UBS Global AM: por qué los economistas no están prediciendo bien los movimientos del mercado


¿Se comportan los mercados de una forma predecible? Miles de economistas llevan años tratando de dar respuesta a esta pregunta, buscando pautas que se repitan de tal manera que se puedan establecer tendencias y diseñar estrategias de inversión. Sin embargo, no sólo se ha dado con ninguna respuesta definitiva, sino que parece que los estudiosos están ignorando la aparición de nuevas pautas de comportamiento. Esa es la conclusión a la que llegan los economistas de UBS Global AM Joshua McCallum y Gianluca Moretti en el último informe Economists Insights de la entidad.

Lo describen así: “Cada año desde 2010, los economistas han empezado el año sorprendidos por los datos económicos, después rápidamente decepcionados durante los siguientes seis meses o más, y después sorprendidos por la fuerza de la economía a final de año”. Los expertos estiman que “aunque la decepción llegó antes este año que en ejercicios anteriores (gracias al tiempo), la pauta general todavía está intacta”.

Sin embargo, después de cinco años, McCallum y Moretti se preguntan si los economistas deberían tener en cuenta este ciclo. “La presión no está ahí, porque los economistas no están en un mercado apropiado”, concluyen. Con esta afirmación, se refieren a que los mercados financieros no se han visto tan afectados por esta pauta como los propios economistas: los diferenciales de crédito –que los expertos de UBS Global AM consideran un buen indicador risk on/risk off-  unos años han terminado más elevados y otros más bajos.

“Sorprendentemente, durante la primera parte del año, cuando los datos económicos fueron mediocres, cada año la rentabilidad de los bonos cae, un signo de que el apetito por el riesgo estaba al alza”, hacen notar ambos economistas. Esto les lleva a sentenciar que “aparentemente, al mercado no le importan tanto los datos. Grandes sucesos como la geopolítica o la crisis de la deuda soberana dominaron los movimientos”.

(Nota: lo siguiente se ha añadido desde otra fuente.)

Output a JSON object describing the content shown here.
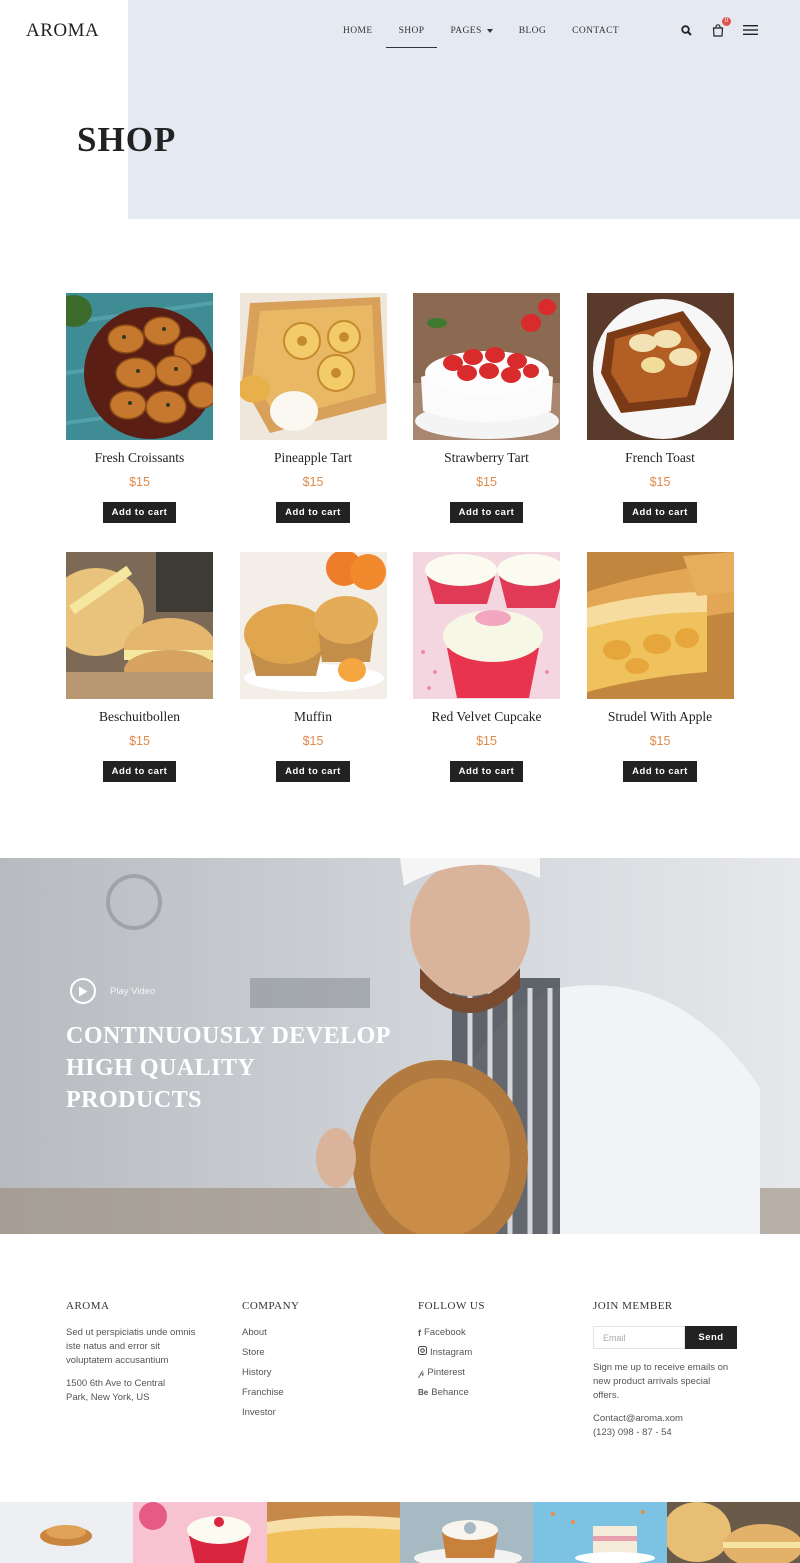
{
  "header": {
    "logo": "AROMA",
    "nav": [
      {
        "label": "HOME"
      },
      {
        "label": "SHOP"
      },
      {
        "label": "PAGES"
      },
      {
        "label": "BLOG"
      },
      {
        "label": "CONTACT"
      }
    ],
    "cart_count": "0",
    "icons": [
      "search-icon",
      "cart-icon",
      "menu-icon"
    ]
  },
  "page": {
    "title": "SHOP"
  },
  "products": [
    {
      "name": "Fresh Croissants",
      "price": "$15",
      "button": "Add to cart"
    },
    {
      "name": "Pineapple Tart",
      "price": "$15",
      "button": "Add to cart"
    },
    {
      "name": "Strawberry Tart",
      "price": "$15",
      "button": "Add to cart"
    },
    {
      "name": "French Toast",
      "price": "$15",
      "button": "Add to cart"
    },
    {
      "name": "Beschuitbollen",
      "price": "$15",
      "button": "Add to cart"
    },
    {
      "name": "Muffin",
      "price": "$15",
      "button": "Add to cart"
    },
    {
      "name": "Red Velvet Cupcake",
      "price": "$15",
      "button": "Add to cart"
    },
    {
      "name": "Strudel With Apple",
      "price": "$15",
      "button": "Add to cart"
    }
  ],
  "banner": {
    "play_label": "Play Video",
    "title": "CONTINUOUSLY DEVELOP HIGH QUALITY PRODUCTS"
  },
  "footer": {
    "about": {
      "heading": "AROMA",
      "text": "Sed ut perspiciatis unde omnis iste natus and error sit voluptatem accusantium",
      "address_line1": "1500 6th Ave to Central",
      "address_line2": "Park, New York, US"
    },
    "company": {
      "heading": "COMPANY",
      "links": [
        "About",
        "Store",
        "History",
        "Franchise",
        "Investor"
      ]
    },
    "follow": {
      "heading": "FOLLOW US",
      "links": [
        {
          "label": "Facebook",
          "icon": "facebook-icon"
        },
        {
          "label": "Instagram",
          "icon": "instagram-icon"
        },
        {
          "label": "Pinterest",
          "icon": "pinterest-icon"
        },
        {
          "label": "Behance",
          "icon": "behance-icon"
        }
      ]
    },
    "join": {
      "heading": "JOIN MEMBER",
      "email_placeholder": "Email",
      "send_label": "Send",
      "text": "Sign me up to receive emails on new product arrivals special offers.",
      "email": "Contact@aroma.xom",
      "phone": "(123) 098 - 87 - 54"
    }
  },
  "colors": {
    "accent_price": "#e08a4a",
    "button_dark": "#222222",
    "hero_bg": "#e4e9f2",
    "badge": "#e0554d"
  }
}
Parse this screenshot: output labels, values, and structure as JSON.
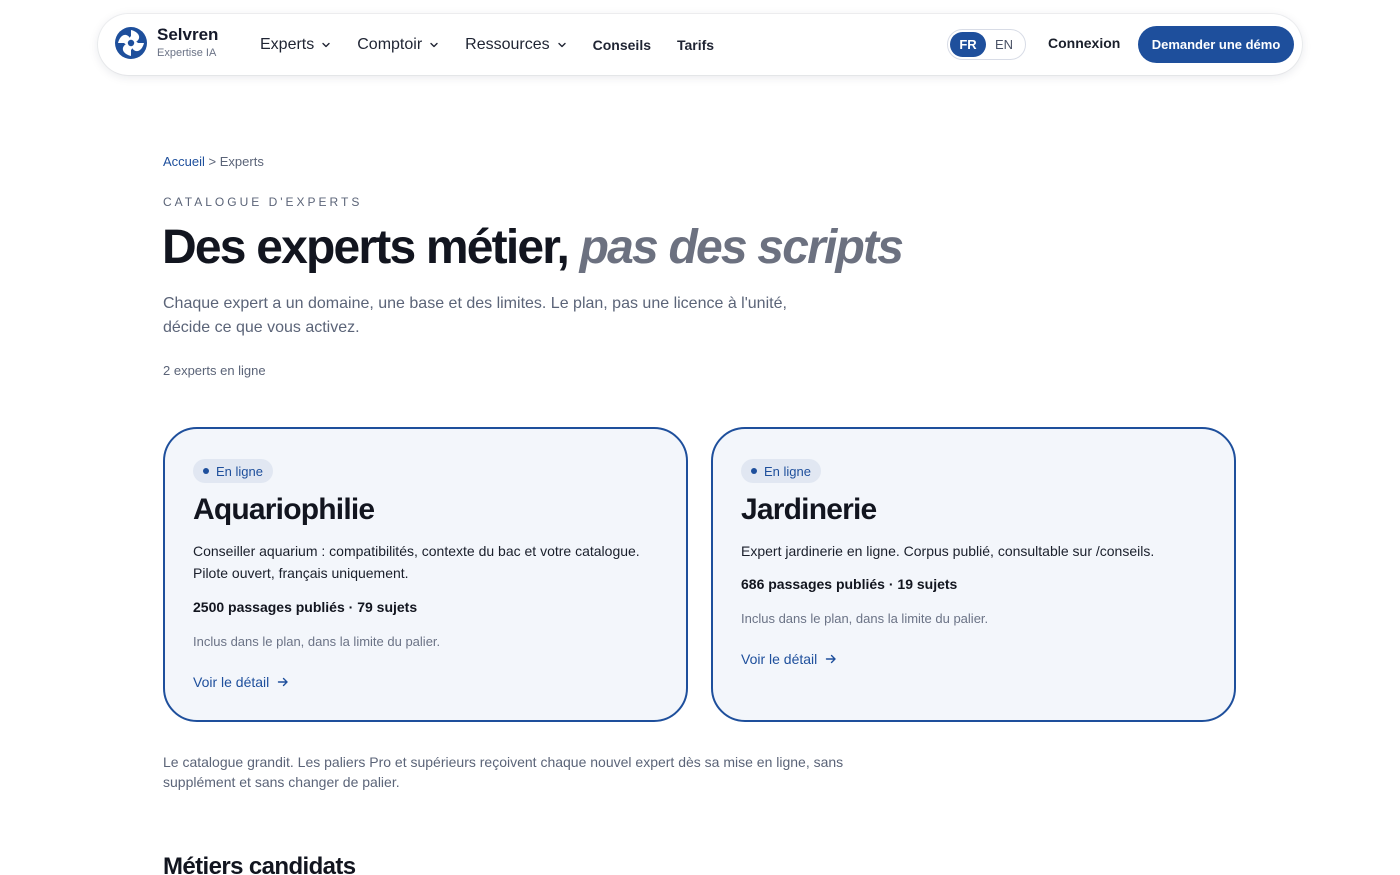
{
  "brand": {
    "name": "Selvren",
    "subtitle": "Expertise IA"
  },
  "nav": {
    "items": [
      {
        "label": "Experts",
        "dropdown": true
      },
      {
        "label": "Comptoir",
        "dropdown": true
      },
      {
        "label": "Ressources",
        "dropdown": true
      },
      {
        "label": "Conseils",
        "dropdown": false
      },
      {
        "label": "Tarifs",
        "dropdown": false
      }
    ],
    "lang": {
      "active": "FR",
      "other": "EN"
    },
    "login_label": "Connexion",
    "demo_label": "Demander une démo"
  },
  "breadcrumb": {
    "home": "Accueil",
    "separator": ">",
    "current": "Experts"
  },
  "hero": {
    "eyebrow": "CATALOGUE D'EXPERTS",
    "title_main": "Des experts métier,",
    "title_italic": "pas des scripts",
    "lead": "Chaque expert a un domaine, une base et des limites. Le plan, pas une licence à l'unité, décide ce que vous activez.",
    "online_count": "2 experts en ligne"
  },
  "cards": [
    {
      "status": "En ligne",
      "title": "Aquariophilie",
      "description": "Conseiller aquarium : compatibilités, contexte du bac et votre catalogue. Pilote ouvert, français uniquement.",
      "stats": "2500 passages publiés · 79 sujets",
      "note": "Inclus dans le plan, dans la limite du palier.",
      "link": "Voir le détail"
    },
    {
      "status": "En ligne",
      "title": "Jardinerie",
      "description": "Expert jardinerie en ligne. Corpus publié, consultable sur /conseils.",
      "stats": "686 passages publiés · 19 sujets",
      "note": "Inclus dans le plan, dans la limite du palier.",
      "link": "Voir le détail"
    }
  ],
  "footer_note": "Le catalogue grandit. Les paliers Pro et supérieurs reçoivent chaque nouvel expert dès sa mise en ligne, sans supplément et sans changer de palier.",
  "section2_title": "Métiers candidats",
  "colors": {
    "accent": "#1e4f9c",
    "card_bg": "#f3f6fb",
    "muted": "#5b6478"
  },
  "icons": {
    "logo": "swirl-logo-icon",
    "dropdown": "chevron-down-icon",
    "link": "arrow-right-icon"
  }
}
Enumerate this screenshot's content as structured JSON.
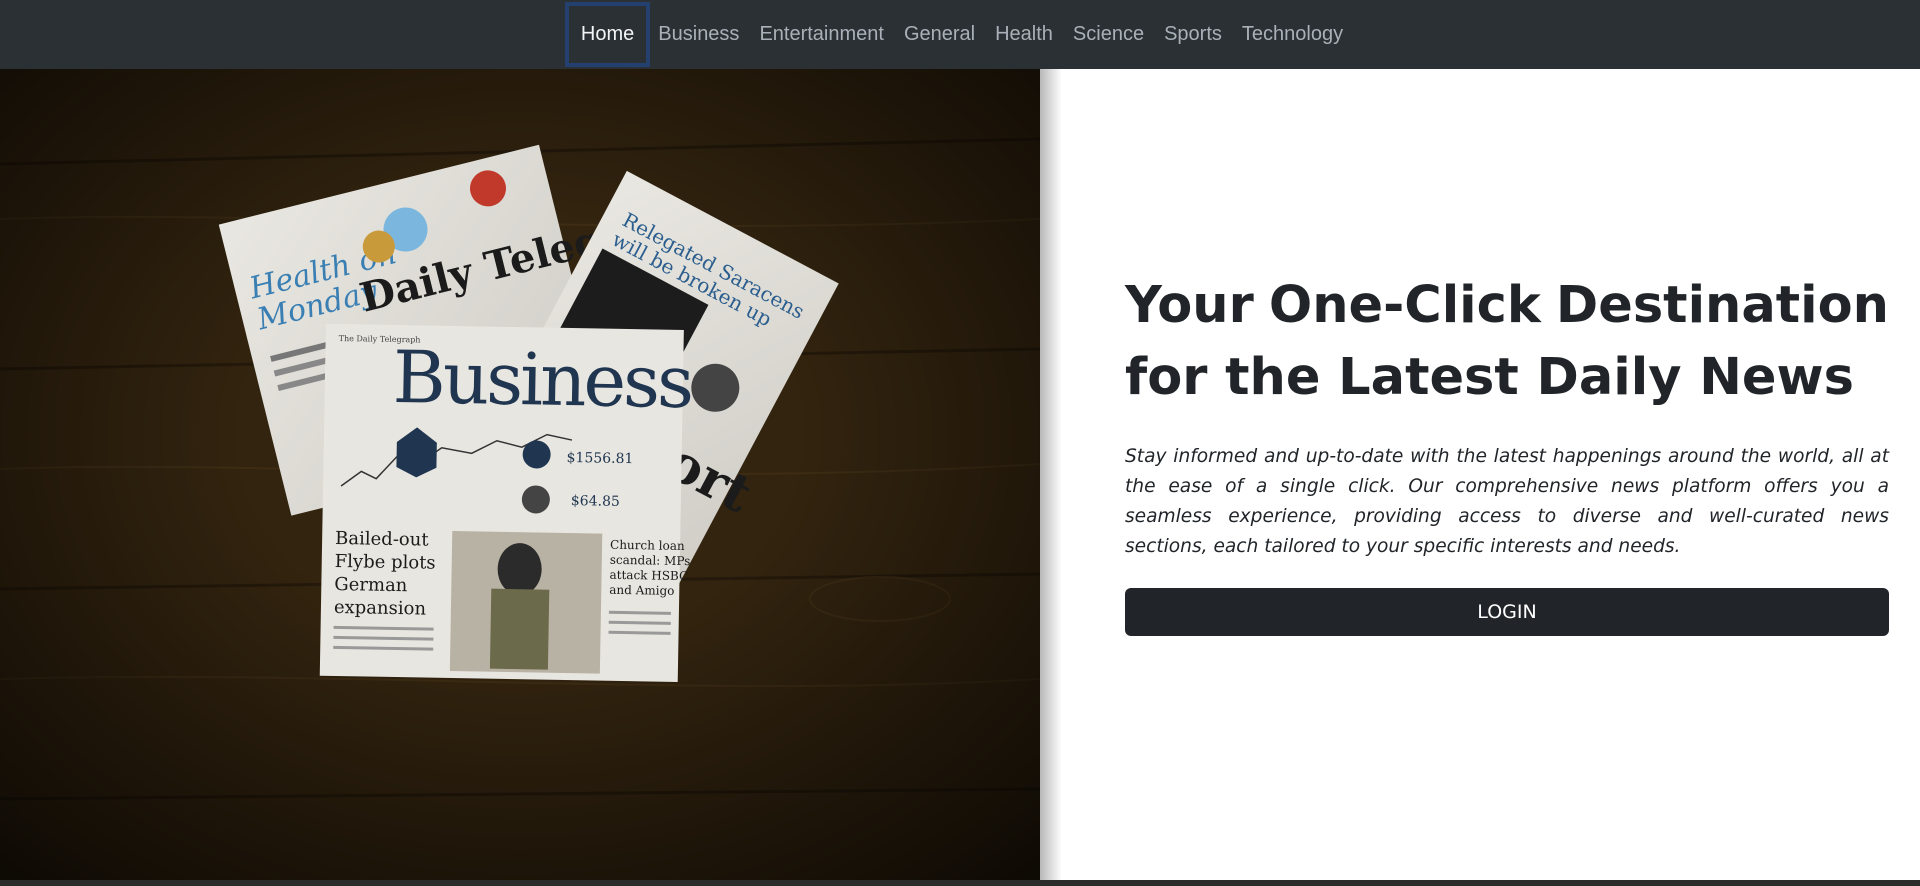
{
  "nav": {
    "items": [
      {
        "label": "Home",
        "active": true
      },
      {
        "label": "Business",
        "active": false
      },
      {
        "label": "Entertainment",
        "active": false
      },
      {
        "label": "General",
        "active": false
      },
      {
        "label": "Health",
        "active": false
      },
      {
        "label": "Science",
        "active": false
      },
      {
        "label": "Sports",
        "active": false
      },
      {
        "label": "Technology",
        "active": false
      }
    ]
  },
  "hero": {
    "newspaper_texts": {
      "health": "Health on Monday",
      "telegraph": "Daily Telegraph",
      "business": "Business",
      "sport": "Sport",
      "headline_left": "Bailed-out Flybe plots German expansion",
      "headline_right": "Church loan scandal: MPs attack HSBC and Amigo",
      "relegated": "Relegated Saracens will be broken up",
      "price1": "$1556.81",
      "price2": "$64.85"
    }
  },
  "main": {
    "headline_line1_words": [
      "Your",
      "One-Click",
      "Destination"
    ],
    "headline_line2": "for the Latest Daily News",
    "description": "Stay informed and up-to-date with the latest happenings around the world, all at the ease of a single click. Our comprehensive news platform offers you a seamless experience, providing access to diverse and well-curated news sections, each tailored to your specific interests and needs.",
    "login_label": "LOGIN"
  },
  "colors": {
    "navbar_bg": "#2b3035",
    "button_bg": "#212529",
    "active_outline": "#24406e"
  }
}
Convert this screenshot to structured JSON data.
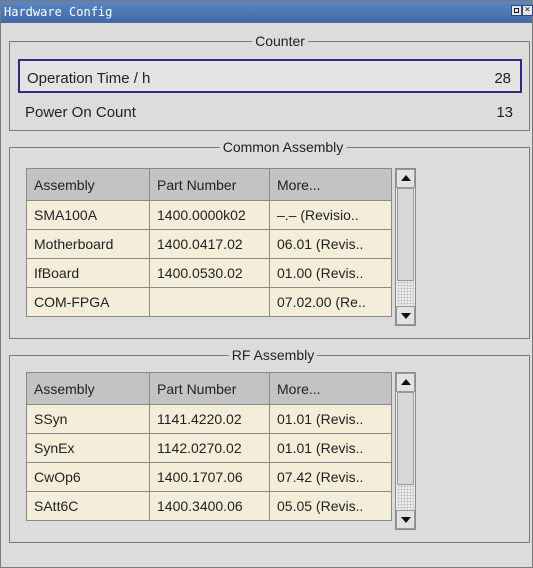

En cambio, McCallum y Moretti observan que lo único que realmente ha importando a los mercados en este tiempo ha sido el rumbo de las políticas monetarias. “Lo que quizá ha sido más inusual entonces es lo poco que parece que la política monetaria haya sido afectada por las subidas y bajadas de los datos económicos”, concluyen en este apartado. Creen que se podría culpar de esto a la magnitud de la crisis económica: “La caída fue tan grande, y las repercusiones para los mercados tan enormes, que los bancos centrales fueron obligados a adoptar reacciones monetarias extremas que rápidamente alcanzaron los límites más bajos. Una de las maneras para estimular más era que se comprometieran con mantener los tipos de interés bajos en el largo plazo. Esto es lo mismo que decir ‘ignoraremos los datos económicos por un tiempo’. Ahora, cinco años después, esta política está cerca de su final y los bancos centrales van a empezar a prestar más atención a los datos”.

La crisis también ha influido en este cambio de patrón que detectan McCallum y Moretti a un nivel más técnico: al materializarse entre el cuarto trimestre de 2008 y el primero de 2009, contribuyó a distorsionar factores de ajuste estacional, por lo que se inflaron los datos correspondientes al cuarto y al primer trimestre y consecuentemente se deprimieron los del segundo y el tercero.

“Estos efectos estacionales se difuminarán finalmente. Los bancos centrales tendrán finalmente que empezar a tener en cuenta el flujo de los datos económicos. Por lo que el patrón que se ha seguido en los últimos cinco años puede no seguir el año que viene. Pero nadie pensó tampoco que podría continuar los dos últimos años”, concluyen los expertos de la gestora suiza.